One of the early founders of Catalyze approached Eben about getting involved with the program. Eben immediately knew this was something he was passionate about and took on the role last year as Managing Director. This year Eben is considered a super-mentor and teams like Big-Blue use him as an advisor on how industry and manufacturing work. Eben specifically likes electro mechanical manufactured goods and says he loves things made in factories.

He views Catalyze like any start-up. He envisions a lot of growth for what this accelerator can offer students and faculty. More people are becoming aware of what this program adds to the community. And like any other start-up it has shown growth, given there were more teams this year than last year. Eben thinks this is a very promising program in the Boulder community. He hopes that Catalyze can find its niche in this start-up community and offer value. He has a lot of faith in Mark as a Director and believes in what he can accomplish this year as he now has another year under his belt. The best is yet to be for entrepreneurship in Boulder, Colorado.




Business Showcase: GoodEats Meats


Meet Sam Traub and Matt Higgins with GoodEats Meats who bring everything smoked BBQ to life.

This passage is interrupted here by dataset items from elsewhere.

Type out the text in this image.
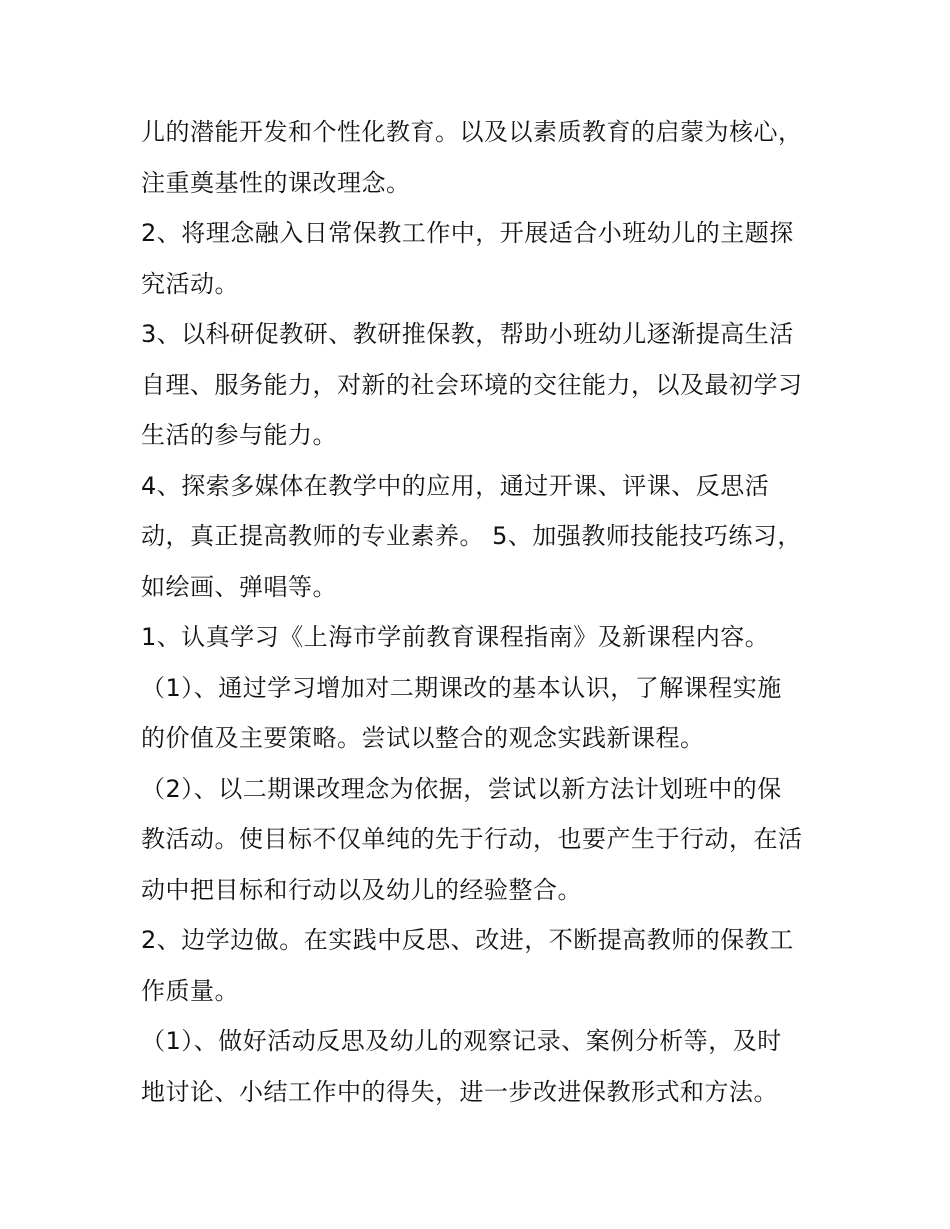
儿的潜能开发和个性化教育。以及以素质教育的启蒙为核心，
注重奠基性的课改理念。
2、将理念融入日常保教工作中，开展适合小班幼儿的主题探
究活动。
3、以科研促教研、教研推保教，帮助小班幼儿逐渐提高生活
自理、服务能力，对新的社会环境的交往能力，以及最初学习
生活的参与能力。
4、探索多媒体在教学中的应用，通过开课、评课、反思活
动，真正提高教师的专业素养。 5、加强教师技能技巧练习，
如绘画、弹唱等。
1、认真学习《上海市学前教育课程指南》及新课程内容。
（1）、通过学习增加对二期课改的基本认识，了解课程实施
的价值及主要策略。尝试以整合的观念实践新课程。
（2）、以二期课改理念为依据，尝试以新方法计划班中的保
教活动。使目标不仅单纯的先于行动，也要产生于行动，在活
动中把目标和行动以及幼儿的经验整合。
2、边学边做。在实践中反思、改进，不断提高教师的保教工
作质量。
（1）、做好活动反思及幼儿的观察记录、案例分析等，及时
地讨论、小结工作中的得失，进一步改进保教形式和方法。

The two founders of GoodEats Meats have a strong friendship that started in the Bay Area of California where they grew up together. Now they have embarked on a mission to bring homemade BBQ to Boulder and the world in convenient form, to be shared in the comfort of one’s own home.

The company was inspired by Matt’s passion for smoked BBQ. He started by cooking high quality, smoked pork that would satisfy any BBQ connoisseur. After two years doing odd jobs around town he finally had enough to buy the smoker and thus he began researching the process and crafting quality smoked BBQ. As Matt’s skill improved, word of his expertise got out. GoodEats Meats quickly became the go-to for supplying the food at gatherings of family and friends.

As word travelled – first among friends, and then friends of friends – Matt and Sam realized that they had stumbled upon an opportunity. As college students they realized that hosting catered parties was really expensive, and preparing everything from scratch was ridiculously time consuming. Enter GoodEats Meats, the perfect combination of BBQ and business expertise.

Founded in February 2015, GoodEats set out with the intention of making the average Joe a professional BBQ smoker. Their tagline, “Fresh, home made, done right” epitomises their mission. Matt and Sam spend over 48 hours marinating, smoking and preparing each batch, so that you can have it ready in two minutes.

GoodEats was founded on trust, passion, and honesty. For them, transparency – in every sense of the word – is a commitment that they make to each and every customer. These values are displayed not only in the business side of their venture but down to the packaging of their product. They have packaged the sauce separately from the meat so that each customer can see the quality of the product and have the convenience of adding the sauce themselves. Sam says “BBQ isn’t just about the sauce. The sauce should complement the meat but the meat itself needs to have the right smoky flavor.”

Sam and Matt both believe that Catalyze will allow them to take their business to the next level.  What they value most is that Catalyze offers a culture that fosters creativity and innovation by allowing cross team collaboration as well access to a vast array of mentors. GoodEats Meats is in there infancy as a company but with a huge demand for their product there consumers are excited for the company’s growth so that their fresh homemade BBQ can be shared with the world.